Schindler's list, one of four original copies, for sale on eBay

Two California collectors are selling the only copy of Oskar Schindler's famous list that isn't owned by a museum. Schindler, a member of the Nazi party during WWII, is credited with saving over 1,000 Jews by listing them as necessary workers in his factory. 

An eBay sign at eBay headquarters in San Jose, Calif., July 16.

Ben Margot/AP

July 20, 2013

Oskar Schindler kept a list, and now you can have it… for $3 million-plus.

One of four original copies of Schindler's famous list, which the eponymous Steven Spielberg-directed 1993 movie was based on, has been placed up for auction on eBay.

A German industrialist and member of the Nazi partySchindler is credited with rescuing some 1,100 Jews during the Holocaust.

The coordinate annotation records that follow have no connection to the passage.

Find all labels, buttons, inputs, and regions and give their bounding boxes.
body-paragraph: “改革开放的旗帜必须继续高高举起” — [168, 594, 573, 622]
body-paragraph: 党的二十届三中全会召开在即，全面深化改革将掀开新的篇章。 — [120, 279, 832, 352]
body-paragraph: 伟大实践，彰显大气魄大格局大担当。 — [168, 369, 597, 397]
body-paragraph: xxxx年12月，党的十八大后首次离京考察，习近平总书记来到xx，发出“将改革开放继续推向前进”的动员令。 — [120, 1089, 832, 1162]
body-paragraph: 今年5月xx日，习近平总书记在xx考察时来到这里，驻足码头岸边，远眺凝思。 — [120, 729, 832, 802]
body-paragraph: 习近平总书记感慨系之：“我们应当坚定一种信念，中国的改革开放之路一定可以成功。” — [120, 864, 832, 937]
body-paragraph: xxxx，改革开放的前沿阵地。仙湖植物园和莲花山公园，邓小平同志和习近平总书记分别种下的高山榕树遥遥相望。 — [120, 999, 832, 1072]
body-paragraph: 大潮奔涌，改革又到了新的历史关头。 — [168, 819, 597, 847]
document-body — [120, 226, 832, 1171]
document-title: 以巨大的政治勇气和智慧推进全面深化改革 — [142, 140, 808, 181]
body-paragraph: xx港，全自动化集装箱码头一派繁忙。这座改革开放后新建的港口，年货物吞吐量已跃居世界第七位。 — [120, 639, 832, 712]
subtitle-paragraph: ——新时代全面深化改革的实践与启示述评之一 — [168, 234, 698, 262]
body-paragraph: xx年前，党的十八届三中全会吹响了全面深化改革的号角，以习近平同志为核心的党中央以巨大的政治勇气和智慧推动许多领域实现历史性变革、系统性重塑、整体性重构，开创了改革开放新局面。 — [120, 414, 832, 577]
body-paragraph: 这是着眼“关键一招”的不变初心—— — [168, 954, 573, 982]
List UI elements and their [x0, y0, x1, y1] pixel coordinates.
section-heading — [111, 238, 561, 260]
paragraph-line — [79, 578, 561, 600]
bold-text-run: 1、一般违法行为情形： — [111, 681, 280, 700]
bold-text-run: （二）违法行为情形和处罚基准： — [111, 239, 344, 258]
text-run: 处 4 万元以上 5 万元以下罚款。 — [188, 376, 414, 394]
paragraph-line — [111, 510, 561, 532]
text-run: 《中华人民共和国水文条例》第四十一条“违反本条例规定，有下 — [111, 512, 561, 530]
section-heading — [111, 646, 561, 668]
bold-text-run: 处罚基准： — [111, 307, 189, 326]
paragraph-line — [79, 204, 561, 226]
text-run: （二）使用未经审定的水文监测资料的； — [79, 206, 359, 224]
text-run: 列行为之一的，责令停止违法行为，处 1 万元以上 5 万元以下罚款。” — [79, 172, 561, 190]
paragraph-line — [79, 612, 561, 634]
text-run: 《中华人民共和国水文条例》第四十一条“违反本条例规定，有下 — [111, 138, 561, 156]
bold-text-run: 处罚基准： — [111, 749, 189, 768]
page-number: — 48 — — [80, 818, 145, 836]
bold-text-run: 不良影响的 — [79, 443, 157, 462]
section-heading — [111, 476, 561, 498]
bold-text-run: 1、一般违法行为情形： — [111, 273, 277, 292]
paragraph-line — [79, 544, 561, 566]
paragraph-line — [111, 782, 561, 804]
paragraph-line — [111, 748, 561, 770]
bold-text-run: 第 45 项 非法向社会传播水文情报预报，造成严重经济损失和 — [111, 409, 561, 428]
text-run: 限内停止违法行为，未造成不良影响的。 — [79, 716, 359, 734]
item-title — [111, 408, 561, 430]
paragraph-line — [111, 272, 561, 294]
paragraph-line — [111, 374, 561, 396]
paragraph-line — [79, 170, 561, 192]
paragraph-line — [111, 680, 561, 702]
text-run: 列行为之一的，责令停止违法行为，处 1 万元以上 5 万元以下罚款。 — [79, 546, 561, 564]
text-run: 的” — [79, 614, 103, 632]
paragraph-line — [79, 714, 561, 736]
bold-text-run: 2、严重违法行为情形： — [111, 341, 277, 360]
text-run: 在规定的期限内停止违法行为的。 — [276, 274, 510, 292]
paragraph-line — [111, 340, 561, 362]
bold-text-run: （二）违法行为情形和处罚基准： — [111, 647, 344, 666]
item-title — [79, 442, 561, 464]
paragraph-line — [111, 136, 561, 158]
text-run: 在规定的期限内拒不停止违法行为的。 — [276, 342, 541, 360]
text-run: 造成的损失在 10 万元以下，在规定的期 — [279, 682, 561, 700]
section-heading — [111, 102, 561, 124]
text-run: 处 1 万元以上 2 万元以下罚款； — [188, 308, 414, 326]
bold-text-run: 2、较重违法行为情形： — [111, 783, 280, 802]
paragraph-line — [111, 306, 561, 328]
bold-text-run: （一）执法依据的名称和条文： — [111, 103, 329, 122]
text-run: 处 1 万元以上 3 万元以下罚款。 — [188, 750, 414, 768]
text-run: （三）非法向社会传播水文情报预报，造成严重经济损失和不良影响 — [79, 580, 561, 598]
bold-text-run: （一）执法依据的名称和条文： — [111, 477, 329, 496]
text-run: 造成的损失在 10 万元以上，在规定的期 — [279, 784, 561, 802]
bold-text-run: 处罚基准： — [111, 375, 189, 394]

He managed to save them from death in the concentration camps by saying they were necessary for work in his factory. 

Names on his famous lists are Jews who he wanted excluded from extermination.

Schinder's accountant, Izhak Stern -- played by Ben Kingsley in the movie -- typed up the 14-page list on onion-skin paper, and his nephew sold it to its current owner. The document -- which comes with a signed affidavit from the nephew -- is dated in pencil on the front page, April 18, 1945.

The one up for auction is the only original version that is not locked away in a museum and the only one to have ever hit the open market. Stored in Israel, it's being sold by a collector with a reserve price of $3 million -- but its sellers, California collectors Gary Zimet and Eric Gazin, are hoping it will go for as high as $5 million, according to the New York Post.

"We decided to sell the list on eBay because it has over 100 million worldwide members, and this is a global story," Gazin told the Post.

Potential purchasers have to qualify just to bid on the item. It is being presented for bid by gazinauctions, which has earned 98.8 percent positive feedback on eBay.